Bazen fırça, ustasının elinde, öyle güzel renklerle, öyle ustaca nakışlar dokur ki; lale, sümbül, gül ve papatyalar oluşur. Bütün dikkatler onlara kayar. Diğer nakış ve renkler ise, bir fon niteliğinde kalır.
Bu lale, gül, sümbül ve papatyalar özel insanlar niteliğindedir. Cenab-ı Hak her insana olduğu gibi onlara da pek çok kabiliyetler koymuş, bunları kendilerine de keşfettirip geliştirmiş, ortaya çıkan bu güzelliği, başkalarına da hissettirip göstermiştir. Herkes onları işaret eder birbirine. Onları örnek alır, başkalarına da örnek gösterir.

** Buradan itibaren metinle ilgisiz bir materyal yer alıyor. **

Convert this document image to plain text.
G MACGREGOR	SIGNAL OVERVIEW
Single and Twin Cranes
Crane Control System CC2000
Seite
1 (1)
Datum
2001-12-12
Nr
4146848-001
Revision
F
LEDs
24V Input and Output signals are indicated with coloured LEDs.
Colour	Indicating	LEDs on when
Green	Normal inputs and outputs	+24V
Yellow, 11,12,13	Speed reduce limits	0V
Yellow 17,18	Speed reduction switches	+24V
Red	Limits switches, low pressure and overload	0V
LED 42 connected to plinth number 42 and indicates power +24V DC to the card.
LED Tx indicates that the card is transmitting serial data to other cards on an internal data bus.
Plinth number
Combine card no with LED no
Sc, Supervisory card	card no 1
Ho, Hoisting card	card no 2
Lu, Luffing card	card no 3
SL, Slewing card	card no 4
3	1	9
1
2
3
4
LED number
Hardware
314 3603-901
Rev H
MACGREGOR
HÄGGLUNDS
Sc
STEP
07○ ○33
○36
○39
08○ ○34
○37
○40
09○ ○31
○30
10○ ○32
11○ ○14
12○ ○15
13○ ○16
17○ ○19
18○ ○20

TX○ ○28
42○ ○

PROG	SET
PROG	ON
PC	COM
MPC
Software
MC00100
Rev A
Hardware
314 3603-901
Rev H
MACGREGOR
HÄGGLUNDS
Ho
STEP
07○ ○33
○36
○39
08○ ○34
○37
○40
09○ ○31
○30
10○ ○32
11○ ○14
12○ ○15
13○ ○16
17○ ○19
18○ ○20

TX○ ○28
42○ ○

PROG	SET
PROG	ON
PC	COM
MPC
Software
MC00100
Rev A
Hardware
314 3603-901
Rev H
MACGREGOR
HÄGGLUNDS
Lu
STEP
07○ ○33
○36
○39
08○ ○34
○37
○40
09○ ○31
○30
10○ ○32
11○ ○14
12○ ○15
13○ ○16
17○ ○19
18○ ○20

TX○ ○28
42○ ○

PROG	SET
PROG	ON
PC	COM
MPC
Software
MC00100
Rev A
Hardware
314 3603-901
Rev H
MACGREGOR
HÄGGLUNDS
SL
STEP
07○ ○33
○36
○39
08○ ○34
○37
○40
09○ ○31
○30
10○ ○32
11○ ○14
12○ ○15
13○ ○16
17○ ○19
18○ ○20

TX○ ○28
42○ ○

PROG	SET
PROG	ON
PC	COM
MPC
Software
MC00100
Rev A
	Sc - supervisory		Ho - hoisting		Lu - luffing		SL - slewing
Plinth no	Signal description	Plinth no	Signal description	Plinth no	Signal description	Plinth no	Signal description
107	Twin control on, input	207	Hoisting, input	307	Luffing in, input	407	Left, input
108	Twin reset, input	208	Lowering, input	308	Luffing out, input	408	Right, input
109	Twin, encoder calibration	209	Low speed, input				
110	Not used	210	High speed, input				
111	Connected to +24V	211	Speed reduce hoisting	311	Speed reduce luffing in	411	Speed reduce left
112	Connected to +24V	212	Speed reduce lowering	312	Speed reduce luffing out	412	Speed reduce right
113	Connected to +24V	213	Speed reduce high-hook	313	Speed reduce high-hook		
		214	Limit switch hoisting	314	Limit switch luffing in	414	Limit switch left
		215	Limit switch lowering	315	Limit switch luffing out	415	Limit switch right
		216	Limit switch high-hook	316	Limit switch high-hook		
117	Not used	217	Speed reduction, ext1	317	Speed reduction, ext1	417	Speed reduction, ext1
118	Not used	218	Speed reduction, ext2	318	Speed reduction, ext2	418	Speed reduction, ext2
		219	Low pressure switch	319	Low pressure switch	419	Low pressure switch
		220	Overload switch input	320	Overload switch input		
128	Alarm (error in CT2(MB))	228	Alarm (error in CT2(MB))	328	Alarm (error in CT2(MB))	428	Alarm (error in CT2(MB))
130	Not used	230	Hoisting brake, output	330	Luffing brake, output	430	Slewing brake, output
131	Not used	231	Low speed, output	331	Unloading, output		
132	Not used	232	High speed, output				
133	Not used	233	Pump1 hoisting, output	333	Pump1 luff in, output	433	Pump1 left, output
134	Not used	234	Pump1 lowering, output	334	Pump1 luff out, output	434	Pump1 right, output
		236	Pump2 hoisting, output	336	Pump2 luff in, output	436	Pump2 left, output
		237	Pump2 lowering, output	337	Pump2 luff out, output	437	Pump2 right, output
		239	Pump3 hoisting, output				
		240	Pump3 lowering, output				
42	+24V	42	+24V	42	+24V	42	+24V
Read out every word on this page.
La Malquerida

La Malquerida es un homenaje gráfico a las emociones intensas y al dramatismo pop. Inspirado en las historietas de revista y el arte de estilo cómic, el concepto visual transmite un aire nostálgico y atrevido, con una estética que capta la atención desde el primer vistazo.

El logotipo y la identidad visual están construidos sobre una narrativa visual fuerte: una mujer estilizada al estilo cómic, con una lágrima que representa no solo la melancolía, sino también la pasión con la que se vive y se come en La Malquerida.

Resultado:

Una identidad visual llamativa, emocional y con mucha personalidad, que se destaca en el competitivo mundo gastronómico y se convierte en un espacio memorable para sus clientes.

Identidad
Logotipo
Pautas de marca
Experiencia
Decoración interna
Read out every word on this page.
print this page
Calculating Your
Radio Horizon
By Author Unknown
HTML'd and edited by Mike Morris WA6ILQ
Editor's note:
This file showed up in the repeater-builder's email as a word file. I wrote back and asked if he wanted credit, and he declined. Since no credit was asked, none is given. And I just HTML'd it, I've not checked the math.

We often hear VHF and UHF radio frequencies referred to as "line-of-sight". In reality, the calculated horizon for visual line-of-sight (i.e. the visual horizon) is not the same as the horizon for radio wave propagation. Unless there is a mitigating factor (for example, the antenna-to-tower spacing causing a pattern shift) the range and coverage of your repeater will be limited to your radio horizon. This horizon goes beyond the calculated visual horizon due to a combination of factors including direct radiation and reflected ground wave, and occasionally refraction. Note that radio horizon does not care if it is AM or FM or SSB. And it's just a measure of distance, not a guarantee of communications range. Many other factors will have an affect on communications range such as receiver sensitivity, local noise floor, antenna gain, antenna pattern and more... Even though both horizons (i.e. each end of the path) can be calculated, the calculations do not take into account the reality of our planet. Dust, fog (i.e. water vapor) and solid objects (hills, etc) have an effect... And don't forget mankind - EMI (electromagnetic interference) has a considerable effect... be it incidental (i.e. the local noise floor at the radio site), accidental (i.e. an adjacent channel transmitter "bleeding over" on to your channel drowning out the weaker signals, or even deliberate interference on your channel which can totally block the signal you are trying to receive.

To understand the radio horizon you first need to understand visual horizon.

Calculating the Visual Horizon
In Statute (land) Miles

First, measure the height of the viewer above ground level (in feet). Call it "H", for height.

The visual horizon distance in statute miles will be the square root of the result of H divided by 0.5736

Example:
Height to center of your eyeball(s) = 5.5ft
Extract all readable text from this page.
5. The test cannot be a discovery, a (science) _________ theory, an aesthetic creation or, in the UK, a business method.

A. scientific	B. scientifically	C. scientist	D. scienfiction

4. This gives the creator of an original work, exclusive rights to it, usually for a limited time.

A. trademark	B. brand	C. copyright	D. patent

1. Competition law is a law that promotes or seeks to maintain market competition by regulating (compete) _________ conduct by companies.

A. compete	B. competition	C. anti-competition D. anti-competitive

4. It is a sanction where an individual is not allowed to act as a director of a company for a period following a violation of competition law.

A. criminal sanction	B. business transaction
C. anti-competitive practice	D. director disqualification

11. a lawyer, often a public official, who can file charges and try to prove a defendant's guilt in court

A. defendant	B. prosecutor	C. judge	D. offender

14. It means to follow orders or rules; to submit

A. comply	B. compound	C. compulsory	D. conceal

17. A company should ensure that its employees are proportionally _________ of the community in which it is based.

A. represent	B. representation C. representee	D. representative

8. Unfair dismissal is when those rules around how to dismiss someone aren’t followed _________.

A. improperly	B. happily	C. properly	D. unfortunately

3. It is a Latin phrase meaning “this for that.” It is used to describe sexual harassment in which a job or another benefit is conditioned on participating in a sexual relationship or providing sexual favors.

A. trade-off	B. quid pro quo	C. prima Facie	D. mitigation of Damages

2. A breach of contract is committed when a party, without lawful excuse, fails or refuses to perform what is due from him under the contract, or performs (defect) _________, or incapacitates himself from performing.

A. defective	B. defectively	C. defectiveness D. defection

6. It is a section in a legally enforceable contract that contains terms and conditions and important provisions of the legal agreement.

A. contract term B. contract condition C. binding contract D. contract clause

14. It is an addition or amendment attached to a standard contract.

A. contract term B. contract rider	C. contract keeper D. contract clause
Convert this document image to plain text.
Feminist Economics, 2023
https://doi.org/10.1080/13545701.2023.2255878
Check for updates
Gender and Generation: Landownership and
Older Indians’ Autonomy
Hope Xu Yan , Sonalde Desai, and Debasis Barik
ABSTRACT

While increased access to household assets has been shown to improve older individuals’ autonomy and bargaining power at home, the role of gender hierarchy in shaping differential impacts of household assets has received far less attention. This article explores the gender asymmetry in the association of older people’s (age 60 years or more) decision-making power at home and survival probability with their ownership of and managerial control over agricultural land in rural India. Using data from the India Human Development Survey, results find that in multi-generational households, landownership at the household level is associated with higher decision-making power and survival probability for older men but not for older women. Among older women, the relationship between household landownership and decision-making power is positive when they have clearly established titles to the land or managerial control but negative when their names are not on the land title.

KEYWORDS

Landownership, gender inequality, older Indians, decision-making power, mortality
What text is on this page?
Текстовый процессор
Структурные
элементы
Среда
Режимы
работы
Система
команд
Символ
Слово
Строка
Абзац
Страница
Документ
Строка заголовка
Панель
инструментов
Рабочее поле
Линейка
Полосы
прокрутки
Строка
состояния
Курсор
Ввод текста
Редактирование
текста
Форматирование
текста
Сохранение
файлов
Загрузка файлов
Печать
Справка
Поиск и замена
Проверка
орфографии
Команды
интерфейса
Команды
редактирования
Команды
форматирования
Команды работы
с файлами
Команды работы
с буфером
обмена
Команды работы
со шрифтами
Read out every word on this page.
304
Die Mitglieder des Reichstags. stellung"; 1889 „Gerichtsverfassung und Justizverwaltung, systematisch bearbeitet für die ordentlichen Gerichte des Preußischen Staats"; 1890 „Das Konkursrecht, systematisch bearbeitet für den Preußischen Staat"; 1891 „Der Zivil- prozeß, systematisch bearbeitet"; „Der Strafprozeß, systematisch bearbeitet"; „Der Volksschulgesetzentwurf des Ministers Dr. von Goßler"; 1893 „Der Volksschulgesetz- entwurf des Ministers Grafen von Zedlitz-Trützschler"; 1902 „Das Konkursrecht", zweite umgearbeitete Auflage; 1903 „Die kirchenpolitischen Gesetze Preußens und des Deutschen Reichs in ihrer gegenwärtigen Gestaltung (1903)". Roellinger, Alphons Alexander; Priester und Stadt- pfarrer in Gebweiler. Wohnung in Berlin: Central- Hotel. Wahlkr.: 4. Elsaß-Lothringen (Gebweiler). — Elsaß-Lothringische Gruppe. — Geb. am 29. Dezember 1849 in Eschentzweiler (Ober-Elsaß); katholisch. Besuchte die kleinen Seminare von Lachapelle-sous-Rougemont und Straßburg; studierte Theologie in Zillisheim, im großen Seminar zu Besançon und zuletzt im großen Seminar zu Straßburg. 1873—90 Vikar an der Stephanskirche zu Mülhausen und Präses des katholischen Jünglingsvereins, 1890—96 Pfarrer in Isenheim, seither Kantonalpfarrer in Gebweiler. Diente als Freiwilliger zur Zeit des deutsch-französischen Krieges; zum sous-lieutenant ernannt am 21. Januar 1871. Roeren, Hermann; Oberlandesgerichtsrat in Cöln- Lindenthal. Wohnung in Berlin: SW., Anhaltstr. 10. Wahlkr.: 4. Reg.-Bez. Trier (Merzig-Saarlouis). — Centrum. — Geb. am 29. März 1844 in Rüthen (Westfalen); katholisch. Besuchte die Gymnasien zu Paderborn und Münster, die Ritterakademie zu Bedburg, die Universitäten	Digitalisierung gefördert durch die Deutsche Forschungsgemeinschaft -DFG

Onlar durup dururken mi özel oldu? Kendini keşfetmeye yönelmek özel bir duadır. Ben kimim? Bende ne gibi kabiliyet, özellik ve güzellikler var? diye merak edip, araştırmak da bir duadır. Bu duanın kabul görmesi ile, kendini keşfetme yoluna girmişsen, hazinenin kapılarını açmışsın demektir. Eğer duanı terk etmez ve hazine sahibinin kim olduğu bilincinden uzaklaşmazsan; o sahip, sana daha nice güzellikler keşfettirecektir. Zira o hazinede istiflenip, dizilmiş kıymetli mücevherat O’nun eseridir.
O mücevheratı alıp kullanmak, takınmak, O’nun izni ve O’nun ihsanıyladır. Sen istemezsen, o hazineye değer vermezsen, hazine sahibinin senden istediklerini kulak ardı edersen, hazinenin anahtarlarını alman mümkün olamaz.
Erişilmez değerde, paha biçilmez bir eseri sahibine övgülerde bulunarak, yüksek bir duvara asan ve seyrettikçe övgüsünü arttıranla, kıymetini asla anlamayıp, sahibini gücendirip küstürerek çamura atan iki kişiden hangisi değerlidir? Değer bulmak, değer vermekle olur.
Sen de değerli bir insansın. Özel birisin. Cenab-ı Hakkın nice kabiliyetlerle donattığı çok kıymetli bir eserisin. Kendine kıymet vermen, O eserin sahibine hürmeten, kendini tanımaya, okumaya çalışman, çok kıymetli bir çabadır. Kendini keşif yolunda daim oldukça, keşfedeceklerinle hayrette kalacaksın. Keşfettikçe şükredeceksin. Şükrettikçe Allah daha da keşfettirecektir. Bu keşiflerin ışığında, insan olmanın güzelliğini, fevkaladeliğini yaşaman ne büyük mutluluktur.
Seni yazan kalemin nakışlarını seyrederek, ‘’Ben neymişim?’’ de, hayret et. Hayran ol. Bunda beis yok ama sakın gaflet edip de, yazan ve nakışlayanı unutup,’’Ben neymişim?’’ deme. Sen zaten unutmazsın da, bu satırlar bütün nefisler nazara alınarak yazıldığı için, aynı zamanda bana da hitap ettiğinden yazdım. Rabbim gaflette bırakmasın.
Sen keşif kapısısın. Kimi? Rabbini? Aç kendini oku ve yürü Rabbine. Seni yazan kaleme hürmetinden dolayı, koru kendini. Ne kadar kıymetli olduğunun daima idrakinde ol. Kendini keşif yolunda sana dualar eder, başarılar dilerim. Hoşçakal.